分类专栏： YOLOv8 文章标签： YOLO 目标检测人工智能计算机视觉 python

本文链接：https://blog.csdn.net/Dora_blank/article/details/140236280

版权

YOLOv8 专栏收录该内容

3 篇文章 1 订阅

订阅专栏

前言

最近看到不少同学苦恼于想要评估 YOLO + SAHI 的指标，但不知道具体操作步骤，我自己在网上搜到的内容也比较复杂，大部分还要收费，所以就决定自己写一个代码，实现从模型加载、图像处理、检测结果可视化到评估指标计算的全过程。这个代码基本已经做到即插即用啦，支持 YOLOv5、YOLOv8 等多种模型，话不多说，下面就开始讲解吧！(赶时间的小伙伴可以直接跳转到最后复制完整代码)

在这里插入图片描述

必要环境

我们需要安装如下几个库
1、OpenCV (cv2)
2、SAHI
3、tabulate
4、podm
5、tqdm
6、argparse

安装命令如下：

pip install opencv-python sahi tabulate podm tqdm argparse -i  https://pypi.tuna.tsinghua.edu.cn/simple

一、代码结构

1、训练参数解析

首先，我们利用 argparse 模块来设置命令行参数，以便灵活配置各种变量

parser = argparse.ArgumentParser(description="Object Detection Evaluation Script")
parser.add_argument('--filepath', type=str, default='val/images', help='Path to the images folder')
parser.add_argument('--annotation_folder', type=str, default='val/labels', help='Path to the annotation folder')

parser.add_argument('--model_type', type=str, default='yolov8', help='Type of the detection model')
parser.add_argument('--model_path', type=str, default='kitti_baseline/weights/best.pt',
                    help='Path to the model weights')
parser.add_argument('--confidence_threshold', type=float, default=0.4, help='Confidence threshold for the model')
parser.add_argument('--device', type=str, default="cuda:0", help='Device to run the model on')

parser.add_argument('--slice_height', type=int, default=256, help='Height of the image slices')
parser.add_argument('--slice_width', type=int, default=256, help='Width of the image slices')
parser.add_argument('--overlap_height_ratio', type=float, default=0.2, help='Overlap height ratio for slicing')
parser.add_argument('--overlap_width_ratio', type=float, default=0.2, help='Overlap width ratio for slicing')

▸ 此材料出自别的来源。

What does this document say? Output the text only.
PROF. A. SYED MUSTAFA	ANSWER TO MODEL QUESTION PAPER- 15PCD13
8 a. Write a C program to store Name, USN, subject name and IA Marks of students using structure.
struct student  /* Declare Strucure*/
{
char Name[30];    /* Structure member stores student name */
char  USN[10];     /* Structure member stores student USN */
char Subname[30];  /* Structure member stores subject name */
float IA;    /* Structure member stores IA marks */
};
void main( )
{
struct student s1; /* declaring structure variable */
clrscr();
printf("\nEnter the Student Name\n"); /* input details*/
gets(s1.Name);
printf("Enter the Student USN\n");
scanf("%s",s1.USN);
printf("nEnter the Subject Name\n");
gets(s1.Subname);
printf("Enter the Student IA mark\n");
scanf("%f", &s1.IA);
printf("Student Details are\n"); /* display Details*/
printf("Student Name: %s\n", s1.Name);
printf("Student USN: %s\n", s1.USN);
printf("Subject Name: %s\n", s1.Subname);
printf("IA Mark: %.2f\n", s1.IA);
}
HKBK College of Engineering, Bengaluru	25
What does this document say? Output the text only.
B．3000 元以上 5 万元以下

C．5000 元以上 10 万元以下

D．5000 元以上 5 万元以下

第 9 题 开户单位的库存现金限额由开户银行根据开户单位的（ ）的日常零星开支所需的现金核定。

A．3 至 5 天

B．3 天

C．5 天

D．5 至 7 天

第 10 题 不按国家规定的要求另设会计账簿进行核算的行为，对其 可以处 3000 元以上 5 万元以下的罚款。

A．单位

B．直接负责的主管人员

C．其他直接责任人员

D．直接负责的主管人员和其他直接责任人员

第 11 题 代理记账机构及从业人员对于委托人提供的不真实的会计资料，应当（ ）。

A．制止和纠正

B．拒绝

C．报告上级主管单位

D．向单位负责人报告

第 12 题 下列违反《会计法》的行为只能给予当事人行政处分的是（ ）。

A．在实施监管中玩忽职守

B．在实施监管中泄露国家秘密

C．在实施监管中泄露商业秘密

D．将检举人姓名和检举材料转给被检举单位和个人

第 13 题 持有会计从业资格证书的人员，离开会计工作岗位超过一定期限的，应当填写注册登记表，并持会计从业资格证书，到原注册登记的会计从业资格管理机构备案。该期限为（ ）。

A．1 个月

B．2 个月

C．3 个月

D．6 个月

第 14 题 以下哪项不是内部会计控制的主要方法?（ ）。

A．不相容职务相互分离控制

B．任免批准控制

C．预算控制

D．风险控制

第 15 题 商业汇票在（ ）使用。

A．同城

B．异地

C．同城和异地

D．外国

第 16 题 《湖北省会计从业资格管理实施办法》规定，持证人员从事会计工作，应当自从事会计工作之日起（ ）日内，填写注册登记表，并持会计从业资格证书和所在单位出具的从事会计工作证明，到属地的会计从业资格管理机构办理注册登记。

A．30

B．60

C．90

parser.add_argument('--visualize_predictions', action='store_true', default=False, help='Visualize prediction results')
parser.add_argument('--visualize_annotations', action='store_true', default=False, help='Visualize annotation results')

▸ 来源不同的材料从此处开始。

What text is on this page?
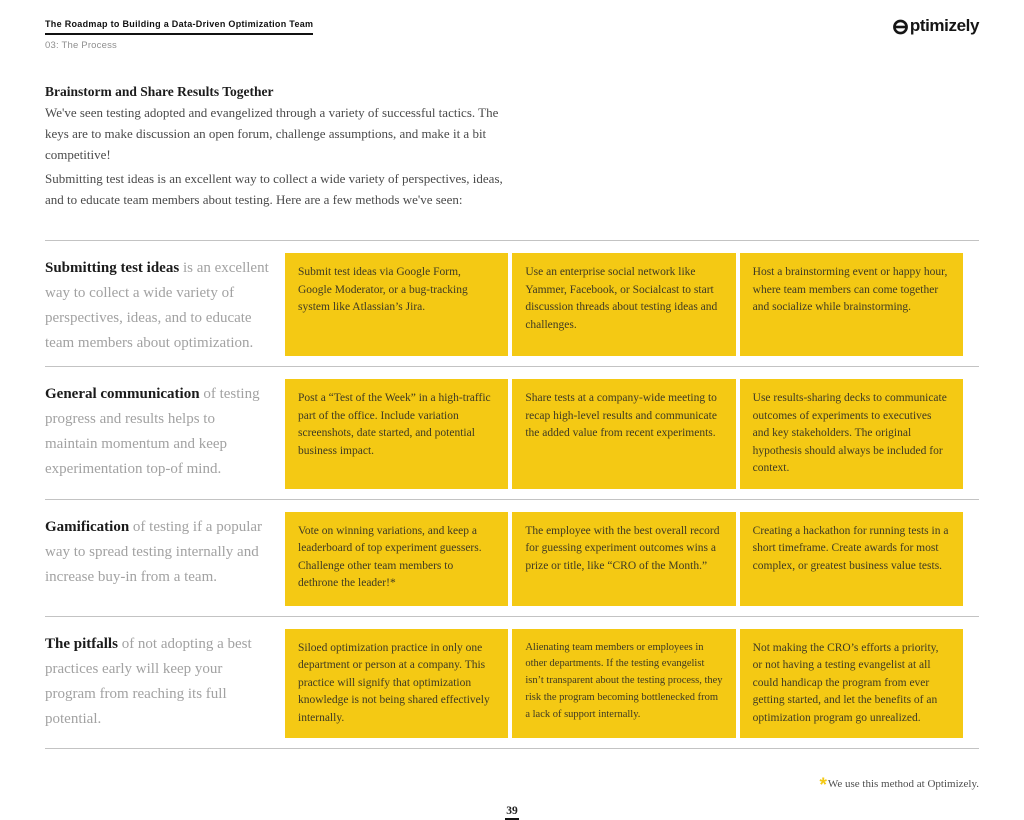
The Roadmap to Building a Data-Driven Optimization Team
03: The Process
ptimizely
Brainstorm and Share Results Together

We've seen testing adopted and evangelized through a variety of successful tactics. The keys are to make discussion an open forum, challenge assumptions, and make it a bit competitive!

Submitting test ideas is an excellent way to collect a wide variety of perspectives, ideas, and to educate team members about testing. Here are a few methods we've seen:

Submitting test ideas is an excellent way to collect a wide variety of perspectives, ideas, and to educate team members about optimization.
Submit test ideas via Google Form, Google Moderator, or a bug-tracking system like Atlassian’s Jira.
Use an enterprise social network like Yammer, Facebook, or Socialcast to start discussion threads about testing ideas and challenges.
Host a brainstorming event or happy hour, where team members can come together and socialize while brainstorming.
General communication of testing progress and results helps to maintain momentum and keep experimentation top-of mind.
Post a “Test of the Week” in a high-traffic part of the office. Include variation screenshots, date started, and potential business impact.
Share tests at a company-wide meeting to recap high-level results and communicate the added value from recent experiments.
Use results-sharing decks to communicate outcomes of experiments to executives and key stakeholders. The original hypothesis should always be included for context.
Gamification of testing if a popular way to spread testing internally and increase buy-in from a team.
Vote on winning variations, and keep a leaderboard of top experiment guessers. Challenge other team members to dethrone the leader!*
The employee with the best overall record for guessing experiment outcomes wins a prize or title, like “CRO of the Month.”
Creating a hackathon for running tests in a short timeframe. Create awards for most complex, or greatest business value tests.
The pitfalls of not adopting a best practices early will keep your program from reaching its full potential.
Siloed optimization practice in only one department or person at a company. This practice will signify that optimization knowledge is not being shared effectively internally.
Alienating team members or employees in other departments. If the testing evangelist isn’t transparent about the testing process, they risk the program becoming bottlenecked from a lack of support internally.
Not making the CRO’s efforts a priority, or not having a testing evangelist at all could handicap the program from ever getting started, and let the benefits of an optimization program go unrealized.
*We use this method at Optimizely.
39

parser.add_argument('--class_list', type=str, nargs='+',
                    default=['Pedestrian', 'Car', 'Van', 'Truck', 'Person_sitting', 'Cyclist', 'Tram'],
                    help='List of class names')
parser.add_argument('--images_format', type=str, nargs='+', default=['.png', '.jpg', '.jpeg'],
                    help='List of acceptable image formats')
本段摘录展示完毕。